30 Ağustos Zafer Bayramı dolayısıyla mesaj yayınlayan Diyanet İşleri Başkanlığı, ''Büyük Taarruzun Başkomutanı Gazi Mustafa Kemal Atatürk başta olmak üzere onun tüm silah arkadaşlarını, istiklal mücadelemizin bütün kahramanlarını ve bu toprakları bizlere vatan kılan ecdadımızı şükran ve minnetle yâd ediyoruz'' ifadelerini kullanırken, Cuma Hutbesi'nde Gazi Mustafa Kemal Atatürk'ün adına yer verilmedi.

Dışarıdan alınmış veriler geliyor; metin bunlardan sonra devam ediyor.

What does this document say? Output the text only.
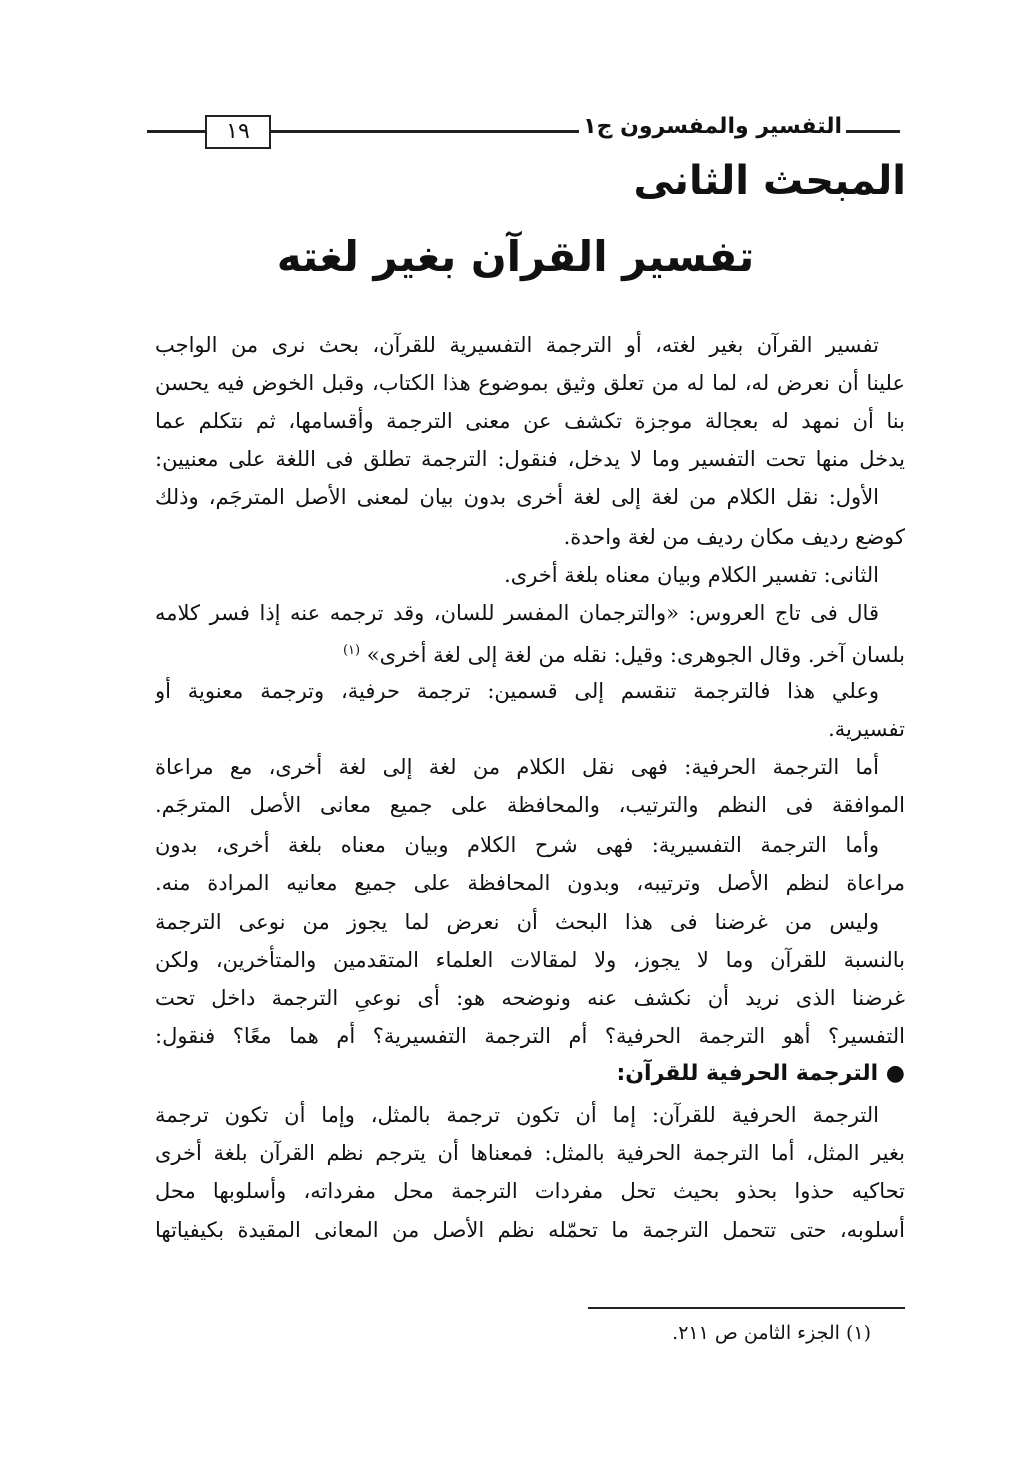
١٩	التفسير والمفسرون ج١
المبحث الثانى
تفسير القرآن بغير لغته
تفسير القرآن بغير لغته، أو الترجمة التفسيرية للقرآن، بحث نرى من الواجب
علينا أن نعرض له، لما له من تعلق وثيق بموضوع هذا الكتاب، وقبل الخوض فيه يحسن
بنا أن نمهد له بعجالة موجزة تكشف عن معنى الترجمة وأقسامها، ثم نتكلم عما
يدخل منها تحت التفسير وما لا يدخل، فنقول: الترجمة تطلق فى اللغة على معنيين:
الأول: نقل الكلام من لغة إلى لغة أخرى بدون بيان لمعنى الأصل المترجَم، وذلك
كوضع رديف مكان رديف من لغة واحدة.
الثانى: تفسير الكلام وبيان معناه بلغة أخرى.
قال فى تاج العروس: «والترجمان المفسر للسان، وقد ترجمه عنه إذا فسر كلامه
بلسان آخر. وقال الجوهرى: وقيل: نقله من لغة إلى لغة أخرى» $^{(١)}$
وعلي هذا فالترجمة تنقسم إلى قسمين: ترجمة حرفية، وترجمة معنوية أو
تفسيرية.
أما الترجمة الحرفية: فهى نقل الكلام من لغة إلى لغة أخرى، مع مراعاة
الموافقة فى النظم والترتيب، والمحافظة على جميع معانى الأصل المترجَم.
وأما الترجمة التفسيرية: فهى شرح الكلام وبيان معناه بلغة أخرى، بدون
مراعاة لنظم الأصل وترتيبه، وبدون المحافظة على جميع معانيه المرادة منه.
وليس من غرضنا فى هذا البحث أن نعرض لما يجوز من نوعى الترجمة
بالنسبة للقرآن وما لا يجوز، ولا لمقالات العلماء المتقدمين والمتأخرين، ولكن
غرضنا الذى نريد أن نكشف عنه ونوضحه هو: أى نوعىِ الترجمة داخل تحت
التفسير؟ أهو الترجمة الحرفية؟ أم الترجمة التفسيرية؟ أم هما معًا؟ فنقول:
● الترجمة الحرفية للقرآن:
الترجمة الحرفية للقرآن: إما أن تكون ترجمة بالمثل، وإما أن تكون ترجمة
بغير المثل، أما الترجمة الحرفية بالمثل: فمعناها أن يترجم نظم القرآن بلغة أخرى
تحاكيه حذوا بحذو بحيث تحل مفردات الترجمة محل مفرداته، وأسلوبها محل
أسلوبه، حتى تتحمل الترجمة ما تحمّله نظم الأصل من المعانى المقيدة بكيفياتها
(١) الجزء الثامن ص ٢١١.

Yayınlanan hutbenin 30 Ağustos Zafer Bayramı ile ilgili bölümünde şu ifadeler yer aldı:

''Bugün bize düşen; bizi biz yapan, bizi millet kılan bu ruhu canlı tutmak; İslam’ın emrettiği,  Peygamber Efendimiz (s.a.s)’in hayatına aktardığı değerleri çocuklarımızla ve gençlerimizle buluşturmaktır. Ecdadımızın aziz hatırasına, şehitlerimizin uğruna canlarını feda ettikleri ulvi değerlere sahip çıkmaktır. Devletimizin bütünlüğü, vatanımızın bekası ve milletimizin selameti için sorumluluklarımızı yerine getirmektir. Aramıza fitne ve fesat tohumları ekmek isteyenlere karşı uyanık olmak, kardeşliğimizden asla ödün vermemektir.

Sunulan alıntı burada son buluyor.